Melanoma e linfonodo sentinella

Il melanoma cutaneo è una patologia che deriva dalla trasformazione tumorale dei melanociti, alcune delle cellule che formano la pelle.

In Italia i dati AIRTum (Associazione Italiana Registri Tumori) parlano di più di 12mila nuovi casi ogni anno e l’incidenza è in continua crescita.

Un’esposizione al sole controllata e la visita dermatologica per un check-up dei nei sono i principali baluardi su cui impostare la prevenzione. Il trattamento, poi, si snoda attraverso un percorso multidisciplinare che vede impegnati il dermatologo, l’oncologo, il chirurgo, gli specialisti dell’anatomia patologica e quelli della medicina nucleare.

La rimozione chirurgica è la terapia che offre maggiori chance di guarigione e in molti casi la biopsia del linfonodo sentinella può essere utile per intercettare tempestivamente la diffusione del tumore.

 

Di cosa si tratta?

Si chiama “sentinella” perché è il primo linfonodo ad essere interessato da una possibile metastasi: è un campanello d’allerta per capire se c’è stata un’eventuale diffusione del tumore.
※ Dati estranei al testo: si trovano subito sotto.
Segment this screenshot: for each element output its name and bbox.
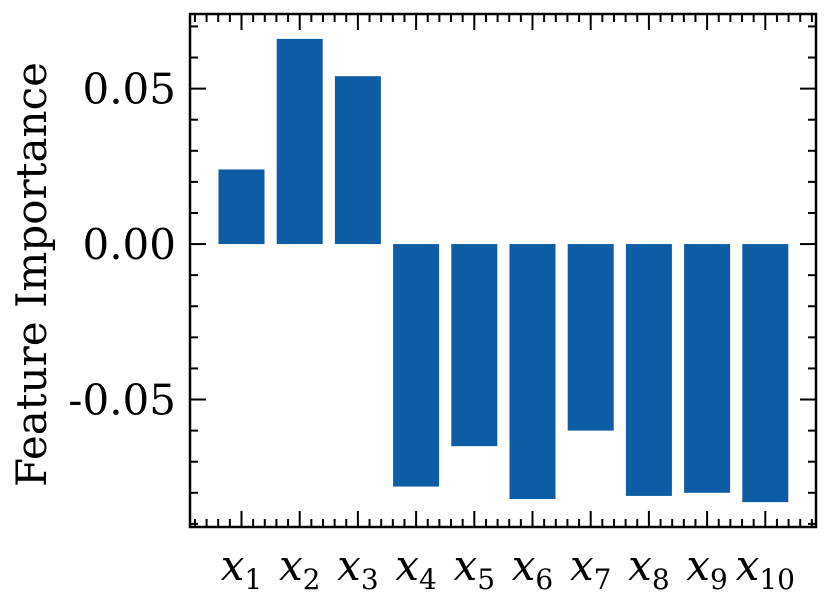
bar-x8 xyxy=(625,244,672,496)
y-tick-label: -0.05 xyxy=(68,376,176,425)
x-tick-label-x7: x7 xyxy=(570,541,612,596)
x-tick-label-x4: x4 xyxy=(395,541,437,596)
x-tick-label-x1: x1 xyxy=(221,541,263,596)
x-tick-label-x8: x8 xyxy=(628,541,670,596)
x-tick-labels: x1 x2 x3 x4 x5 x6 x7 x8 x9 x10 xyxy=(221,541,795,596)
bar-x1 xyxy=(218,169,265,245)
bar-x3 xyxy=(334,76,381,245)
x-tick-label-x9: x9 xyxy=(686,541,728,596)
bar-x7 xyxy=(567,244,614,431)
bar-x4 xyxy=(393,244,440,487)
bar-x2 xyxy=(276,38,323,245)
x-tick-label-x6: x6 xyxy=(512,541,554,596)
x-tick-label-x2: x2 xyxy=(279,541,321,596)
plot-frame xyxy=(188,12,818,529)
bar-x5 xyxy=(451,244,498,447)
y-tick-label: 0.00 xyxy=(82,220,176,269)
x-tick-label-x3: x3 xyxy=(337,541,379,596)
x-tick-label-x5: x5 xyxy=(454,541,496,596)
x-tick-label-x10: x10 xyxy=(736,541,795,596)
ticks-group xyxy=(190,14,816,527)
bar-x6 xyxy=(509,244,556,500)
y-tick-labels: 0.05 0.00 -0.05 xyxy=(68,65,176,425)
bar-x10 xyxy=(742,244,789,503)
bar-x9 xyxy=(684,244,731,493)
bars-group xyxy=(218,38,789,503)
y-tick-label: 0.05 xyxy=(82,65,176,114)
y-axis-title: Feature Importance xyxy=(7,62,56,487)
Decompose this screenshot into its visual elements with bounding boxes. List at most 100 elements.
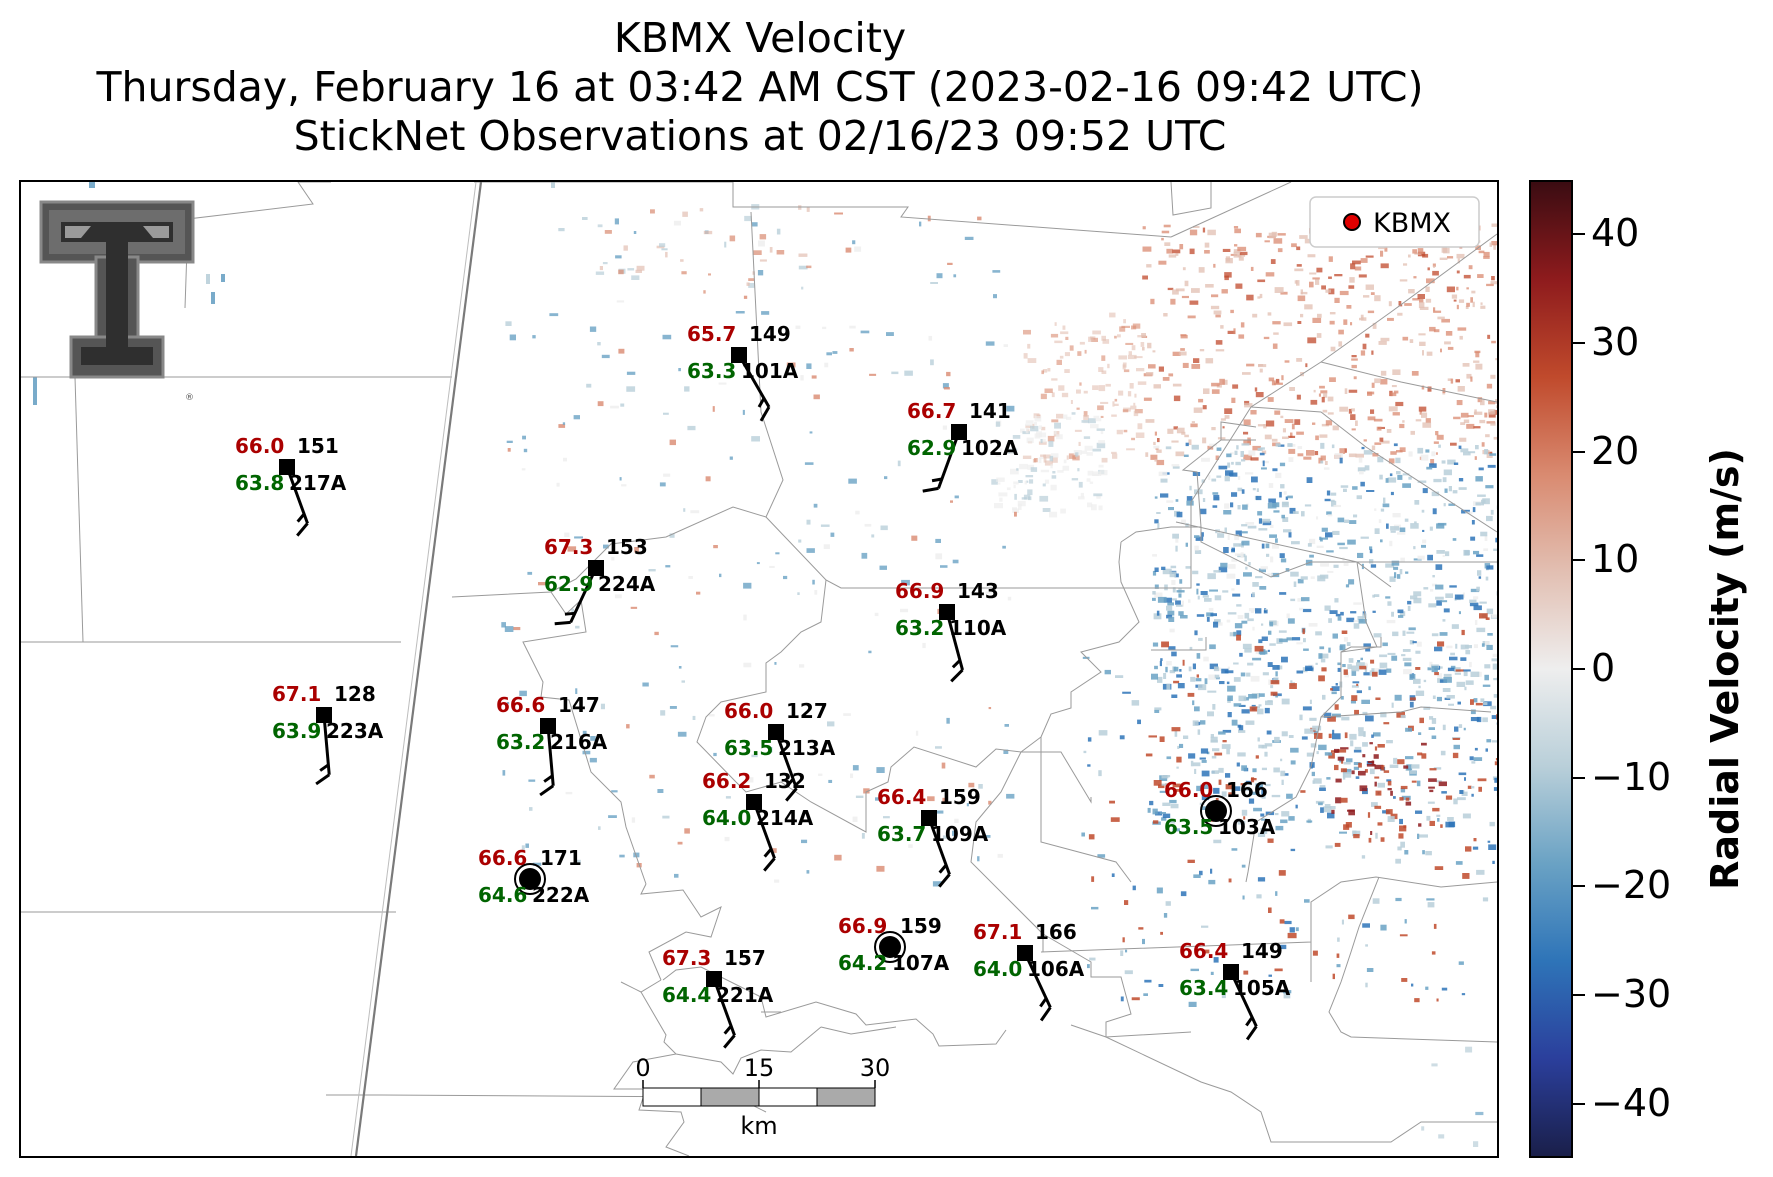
velocity-gate bbox=[1452, 752, 1459, 759]
velocity-gate bbox=[1145, 419, 1155, 423]
velocity-gate bbox=[1088, 834, 1095, 840]
velocity-gate bbox=[1488, 412, 1496, 418]
velocity-gate bbox=[1222, 248, 1231, 252]
wind-barb-flag bbox=[723, 1025, 733, 1035]
velocity-gate bbox=[1457, 327, 1467, 331]
velocity-gate bbox=[1358, 619, 1367, 624]
velocity-gate bbox=[1304, 304, 1313, 310]
velocity-gate bbox=[1475, 476, 1483, 482]
velocity-gate bbox=[1387, 601, 1392, 606]
velocity-gate bbox=[1483, 256, 1490, 259]
velocity-gate bbox=[1322, 409, 1328, 413]
velocity-gate bbox=[1307, 337, 1317, 344]
velocity-gate bbox=[1208, 879, 1216, 885]
wind-barb-flag bbox=[319, 763, 330, 772]
velocity-gate bbox=[947, 262, 953, 265]
velocity-gate bbox=[1170, 818, 1176, 824]
velocity-gate bbox=[1487, 840, 1491, 843]
velocity-gate bbox=[1162, 802, 1171, 806]
radar-map[interactable]: 65.7 149 63.3 101A 66.0 151 63.8 217A 66.7 141 62.… bbox=[19, 180, 1499, 1158]
velocity-gate bbox=[1119, 735, 1125, 740]
velocity-gate bbox=[1240, 552, 1244, 558]
velocity-gate bbox=[1166, 500, 1174, 503]
velocity-gate bbox=[757, 270, 764, 276]
velocity-gate bbox=[1402, 336, 1409, 341]
velocity-gate bbox=[575, 688, 578, 694]
velocity-gate bbox=[1431, 633, 1439, 637]
velocity-gate bbox=[631, 817, 636, 823]
velocity-gate bbox=[1081, 832, 1085, 837]
velocity-gate bbox=[724, 241, 727, 248]
velocity-gate bbox=[1235, 461, 1241, 466]
velocity-gate bbox=[678, 666, 682, 669]
velocity-gate bbox=[1418, 333, 1426, 336]
velocity-gate bbox=[927, 215, 931, 222]
velocity-gate bbox=[1240, 322, 1245, 328]
velocity-gate bbox=[1175, 288, 1185, 292]
velocity-gate bbox=[1435, 564, 1443, 570]
velocity-gate bbox=[1371, 350, 1374, 355]
velocity-gate bbox=[1360, 536, 1369, 539]
velocity-gate bbox=[1159, 790, 1168, 793]
velocity-gate bbox=[1328, 733, 1332, 739]
velocity-gate bbox=[1337, 756, 1345, 761]
velocity-gate bbox=[1075, 452, 1079, 457]
velocity-gate bbox=[1233, 328, 1236, 335]
velocity-gate bbox=[1178, 611, 1184, 616]
velocity-gate bbox=[1377, 744, 1385, 748]
velocity-gate bbox=[532, 335, 536, 339]
velocity-gate bbox=[1013, 485, 1016, 489]
velocity-gate bbox=[1485, 576, 1489, 581]
velocity-gate bbox=[1282, 517, 1289, 522]
velocity-gate bbox=[1393, 566, 1399, 570]
velocity-gate bbox=[1366, 490, 1375, 492]
velocity-gate bbox=[1214, 595, 1222, 601]
velocity-gate bbox=[1209, 644, 1216, 650]
velocity-gate bbox=[1361, 855, 1366, 859]
velocity-gate bbox=[1358, 731, 1366, 737]
velocity-gate bbox=[1268, 679, 1272, 685]
velocity-gate bbox=[1309, 554, 1314, 558]
velocity-gate bbox=[1362, 343, 1367, 350]
velocity-gate bbox=[1076, 389, 1081, 394]
velocity-gate bbox=[1397, 609, 1404, 614]
velocity-gate bbox=[1471, 761, 1476, 764]
velocity-gate bbox=[1455, 379, 1460, 383]
velocity-gate bbox=[884, 476, 888, 480]
velocity-gate bbox=[1161, 566, 1166, 570]
velocity-gate bbox=[1218, 779, 1222, 785]
velocity-gate bbox=[1252, 592, 1255, 597]
velocity-gate bbox=[1190, 968, 1199, 972]
velocity-gate bbox=[1294, 419, 1301, 425]
velocity-gate bbox=[1222, 729, 1232, 733]
velocity-gate bbox=[1131, 997, 1140, 1001]
velocity-gate bbox=[806, 363, 812, 369]
velocity-gate bbox=[1316, 267, 1323, 273]
velocity-gate bbox=[1429, 661, 1433, 668]
velocity-gate bbox=[748, 278, 754, 281]
velocity-gate bbox=[806, 265, 812, 269]
velocity-gate bbox=[1431, 491, 1440, 497]
velocity-gate bbox=[1468, 265, 1473, 270]
velocity-gate bbox=[1297, 598, 1305, 602]
velocity-gate bbox=[1251, 777, 1255, 783]
velocity-gate bbox=[1397, 474, 1403, 480]
velocity-gate bbox=[1211, 427, 1216, 431]
velocity-gate bbox=[1374, 442, 1382, 445]
velocity-gate bbox=[1431, 1063, 1438, 1067]
velocity-gate bbox=[1271, 794, 1281, 798]
velocity-gate bbox=[1300, 790, 1306, 793]
velocity-gate bbox=[1154, 567, 1159, 572]
velocity-gate bbox=[699, 208, 704, 212]
velocity-gate bbox=[1233, 226, 1239, 229]
velocity-gate bbox=[1446, 645, 1453, 649]
velocity-gate bbox=[1444, 488, 1448, 493]
velocity-gate bbox=[1406, 764, 1413, 771]
velocity-gate bbox=[1372, 610, 1376, 613]
velocity-gate bbox=[1227, 666, 1230, 670]
velocity-gate bbox=[1380, 337, 1390, 342]
velocity-gate bbox=[1373, 633, 1382, 638]
velocity-gate bbox=[1248, 450, 1256, 456]
station-id: 107A bbox=[892, 951, 950, 975]
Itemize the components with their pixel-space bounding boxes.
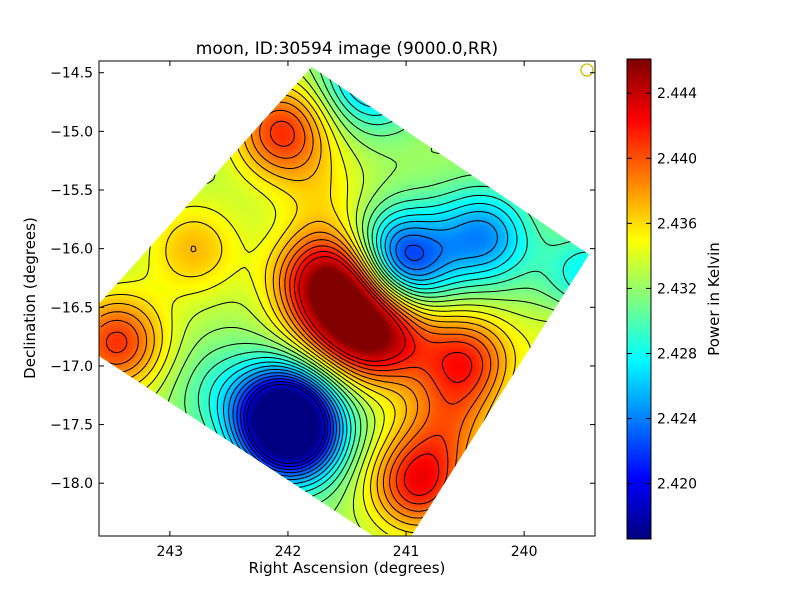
colorbar-tick-label: 2.436 (657, 216, 697, 232)
y-axis-label: Declination (degrees) (21, 217, 39, 379)
x-tick-label: 240 (511, 544, 538, 560)
y-tick-label: −17.0 (50, 359, 93, 375)
y-tick-label: −17.5 (50, 418, 93, 434)
contour-line (243, 381, 329, 467)
colorbar-gradient (627, 59, 651, 539)
contour-line (293, 250, 473, 496)
contour-line (228, 220, 498, 481)
contour-line (246, 383, 326, 465)
y-axis: −14.5 −15.0 −15.5 −16.0 −16.5 −17.0 −17.5 −18.0 (50, 66, 595, 492)
x-tick-label: 242 (275, 544, 302, 560)
contour-line (105, 120, 484, 505)
colorbar-tick-label: 2.424 (657, 412, 697, 428)
colorbar-tick-label: 2.420 (657, 477, 697, 493)
colorbar-tick-label: 2.440 (657, 151, 697, 167)
colorbar-frame (626, 58, 652, 540)
y-tick-label: −16.5 (50, 300, 93, 316)
y-tick-label: −15.5 (50, 183, 93, 199)
y-tick-label: −16.0 (50, 242, 93, 258)
x-axis: 243 242 241 240 (156, 61, 538, 560)
beam-marker (580, 63, 594, 77)
y-tick-label: −15.0 (50, 124, 93, 140)
plot-title: moon, ID:30594 image (9000.0,RR) (196, 39, 498, 59)
colorbar-tick-label: 2.428 (657, 347, 697, 363)
contour-line (216, 66, 590, 489)
x-tick-label: 243 (156, 544, 183, 560)
colorbar-tick-label: 2.444 (657, 86, 697, 102)
colorbar-label: Power in Kelvin (705, 242, 723, 356)
contour-line (240, 378, 332, 470)
colorbar-tick-label: 2.432 (657, 281, 697, 297)
y-tick-label: −14.5 (50, 66, 93, 82)
colorbar: 2.420 2.424 2.428 2.432 2.436 2.440 2.444 Powe… (626, 58, 723, 540)
heatmap-layer (99, 66, 590, 536)
axes-frame (98, 60, 596, 537)
contour-line (236, 244, 425, 474)
colorbar-ticks: 2.420 2.424 2.428 2.432 2.436 2.440 2.444 (627, 86, 697, 493)
x-tick-label: 241 (393, 544, 420, 560)
y-tick-label: −18.0 (50, 476, 93, 492)
contour-line (298, 256, 406, 362)
x-axis-label: Right Ascension (degrees) (249, 559, 446, 577)
heatmap-image (99, 66, 590, 536)
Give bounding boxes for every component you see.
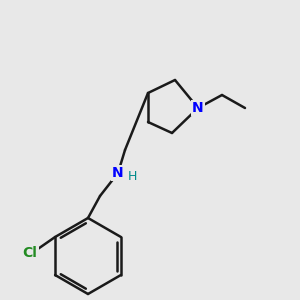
Text: N: N xyxy=(112,166,124,180)
Text: N: N xyxy=(192,101,204,115)
Text: Cl: Cl xyxy=(23,246,38,260)
Text: H: H xyxy=(127,169,137,182)
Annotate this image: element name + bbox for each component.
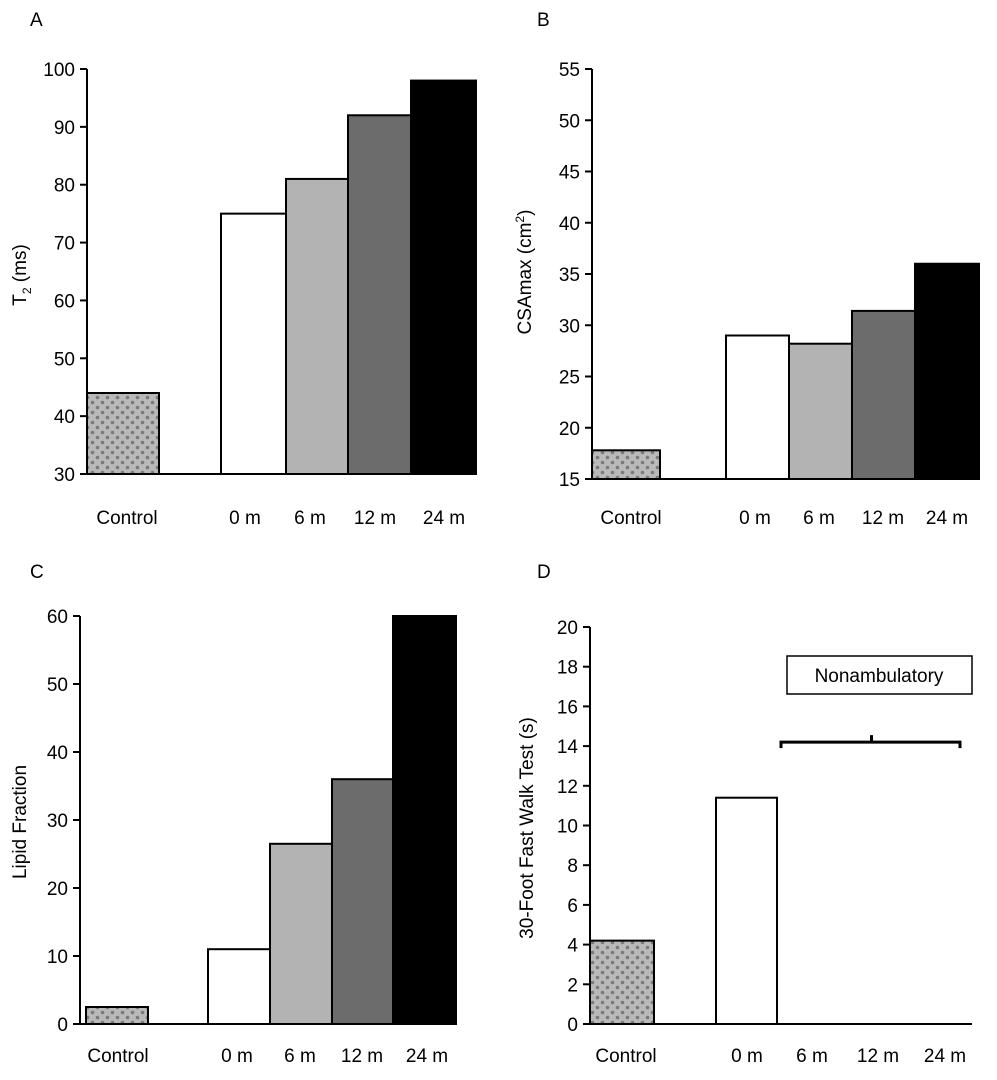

Nel nostro corpo ci sono più stazioni linfatiche con diverse localizzazioni. Quindi il primo passo è individuare quella che drena la linfa dall’area interessata dal melanoma. Per esempio nel caso di un melanoma sull’arto superiore destro la stazione ghiandolare interessata, che a sua volta è composta da più linfonodi, si trova sotto l’ascella di destra. Nel caso della gamba sinistra la stazione è nella regione inguinale sinistra. Ad altre localizzazioni sulla superficie della nostra pelle corrispondono altre stazioni e non è sempre così facile individuarle, per farlo occorre un esame specifico.

Una volta individuato il melanoma questo viene asportato chirurgicamente. Si invia il campione all’anatomia patologica che lo analizza e ci fornisce le caratteristiche del caso. Quindi si procede con la linfoscintigrafia: nell’area di asportazione del melanoma viene iniettato un particolare tracciante radioattivo che aiuta ad individuare la localizzazione del linfonodo sentinella.

Nel giro di poco tempo il paziente viene portato in sala operatoria. Il chirurgo grazie a una sonda per la chirurgia radioguidata raggiunge il punto indicato e procede con l’asportazione del linfonodo. E’ un’operazione molto semplice. Si esegue in pochi minuti e si può fare anche con una semplice anestesia locale. Il campione prelevato viene inviato nuovamente all’anatomia patologica per sapere se ci sono cellule tumorali sul linfonodo oppure no.

Se il referto dell’esame è negativo si sa che quella stazione è indenne e si possono escludere con buone probabilità il rischio di metastasi. Se è positivo bisogna invece sottoporre il paziente ad un nuovo intervento. A questo punto si vanno a togliere tutti gli altri linfonodi che compongono quella stazione. Si cerca così di “tagliare la strada” alla diffusione del tumore.

Rispetto a 20 anni fa la biopsia del linfonodo sentinella consente un approccio più preciso e meno aggressivo. Prima infatti in caso di melanoma o anche di tumore alla mammella, si toglievano comunque tutti i linfonodi della stazione più vicina. Questo però può portare in seguito a delle difficoltà nel drenaggio della linfa: il liquido può accumularsi e causare un gonfiore all’arto, è il cosiddetto linfedema.

Non tutti i pazienti comunque si sottopongo alla biopsia: ci sono dei parametri che sono oggetto di continua revisione e dibatto a livello internazionale. Serve soprattutto per i tumori che si presumano essere in una fase iniziale. Uno dei parametri più significativi in questo senso è lo spessore del melanoma. Tra gli aspetti da tenere in considerazione c’è anche l’ulcerazione e la presenza di mitosi, un particolare indice di attività replicativa da parte delle cellule tumorali.